When the doomsday "Plan C" clock was ticking, Mayor Nutter resembled 24's intense Jack Bauer, racing to Harrisburg strapped to a budgetary bomb, disaster lurking at any hour. This municipal version lost much of its power and credibility when it dragged on for 80 24s.

The Board of Revision of Taxes, staffed with geriatric do-nothings, is The Golden Girls meets The Office. Actually, many government entities resemble The Office. Except they're not funny. And no one would watch. Unless the BRT could be turned into a Japanese game show with plenty of goo and public humiliation. Or, better yet, send everyone on The Amazing Race with the explicit promise of their never coming back, a gift to us all.

There's excellent programming fodder beyond the city limits. Jim Matthews, Joe Hoeffel, and Bruce Castor, the dysfunctional managers of Montgomery County, deliver as much fireworks as any episode in Bravo's Housewives empire - without the champagne, acrylic nails, table tossing, or hair-extension-pulling. (Maybe that's what's missing in Norristown.) The Real Commissioners of MontCo would prove, once and for all, that petty suburban bureaucrats can launch catfights as nasty as those of any bevy of NFL or Jersey contractors' wives.

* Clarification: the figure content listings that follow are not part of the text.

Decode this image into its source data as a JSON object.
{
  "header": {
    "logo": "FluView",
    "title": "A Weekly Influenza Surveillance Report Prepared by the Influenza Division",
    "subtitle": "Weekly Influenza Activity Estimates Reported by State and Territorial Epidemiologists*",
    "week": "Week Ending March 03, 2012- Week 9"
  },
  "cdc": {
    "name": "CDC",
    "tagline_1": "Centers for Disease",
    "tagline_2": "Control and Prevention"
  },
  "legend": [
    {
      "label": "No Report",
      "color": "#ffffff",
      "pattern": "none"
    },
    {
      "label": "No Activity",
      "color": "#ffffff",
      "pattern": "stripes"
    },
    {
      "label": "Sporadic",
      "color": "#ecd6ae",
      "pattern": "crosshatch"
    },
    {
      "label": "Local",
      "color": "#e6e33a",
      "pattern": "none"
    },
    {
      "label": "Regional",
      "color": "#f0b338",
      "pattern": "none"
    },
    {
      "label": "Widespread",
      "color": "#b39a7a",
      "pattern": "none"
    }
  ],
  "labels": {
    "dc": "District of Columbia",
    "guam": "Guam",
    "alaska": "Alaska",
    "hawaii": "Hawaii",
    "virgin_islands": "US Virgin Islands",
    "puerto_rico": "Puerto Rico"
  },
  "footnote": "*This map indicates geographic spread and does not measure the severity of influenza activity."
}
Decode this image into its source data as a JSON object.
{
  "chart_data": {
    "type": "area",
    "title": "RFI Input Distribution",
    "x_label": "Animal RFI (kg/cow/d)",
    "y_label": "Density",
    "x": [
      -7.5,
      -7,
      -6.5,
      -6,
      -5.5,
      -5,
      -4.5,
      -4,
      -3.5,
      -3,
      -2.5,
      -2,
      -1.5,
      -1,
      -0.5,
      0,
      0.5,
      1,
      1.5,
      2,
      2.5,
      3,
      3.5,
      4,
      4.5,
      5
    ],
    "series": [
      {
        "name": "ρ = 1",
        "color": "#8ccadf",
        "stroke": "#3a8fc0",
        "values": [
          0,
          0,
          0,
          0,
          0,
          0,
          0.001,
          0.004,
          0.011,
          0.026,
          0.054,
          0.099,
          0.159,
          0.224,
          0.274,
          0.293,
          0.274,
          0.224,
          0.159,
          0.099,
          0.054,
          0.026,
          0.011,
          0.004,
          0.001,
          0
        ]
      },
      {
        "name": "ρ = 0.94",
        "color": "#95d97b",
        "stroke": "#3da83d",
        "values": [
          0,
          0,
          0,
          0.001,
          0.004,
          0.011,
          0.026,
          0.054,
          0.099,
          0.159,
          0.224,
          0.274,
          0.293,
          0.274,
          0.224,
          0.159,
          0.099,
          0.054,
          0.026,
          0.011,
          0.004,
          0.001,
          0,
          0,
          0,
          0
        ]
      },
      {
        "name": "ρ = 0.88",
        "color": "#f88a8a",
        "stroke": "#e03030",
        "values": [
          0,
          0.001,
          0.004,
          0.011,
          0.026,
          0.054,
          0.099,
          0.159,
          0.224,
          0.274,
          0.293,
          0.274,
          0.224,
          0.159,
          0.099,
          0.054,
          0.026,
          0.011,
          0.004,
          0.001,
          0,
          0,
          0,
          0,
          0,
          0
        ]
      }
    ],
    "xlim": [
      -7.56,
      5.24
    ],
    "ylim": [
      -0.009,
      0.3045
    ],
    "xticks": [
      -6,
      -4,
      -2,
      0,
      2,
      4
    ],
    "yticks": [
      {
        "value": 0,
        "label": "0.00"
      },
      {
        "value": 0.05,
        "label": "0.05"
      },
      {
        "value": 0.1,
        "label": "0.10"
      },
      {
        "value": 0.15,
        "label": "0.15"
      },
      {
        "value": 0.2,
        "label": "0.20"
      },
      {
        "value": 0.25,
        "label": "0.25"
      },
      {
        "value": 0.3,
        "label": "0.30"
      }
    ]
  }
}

Jim and Joe would star as alpha dudes hell-bent on making the upstart, pin-striped Bruce rue the day he ever left the D.A.'s Office.

Who are we calling fat? The Pennsylvania legislature, 50 senators, 203 House members and, with 2,919 employees, the largest staff in the nation. Can it be any surprise that Pennsylvania turns out to be the slowest, too, last in the nation to pass a budget? Legislators cut or taxed almost anything that wasn't bolted to the Capitol floor. However, if a budget item benefits legislators, there's always room for more, such as $100 million just allocated for walking-around money - though, in the legislature's case, it's most likely sitting-around money.

The place is so ripe for The Biggest Loser. Put these fat cats on killer diets and workouts. That way, Harrisburg would shed elected officials, special interests, slush funds, and waste and shrink itself down to an idyllic green pasture.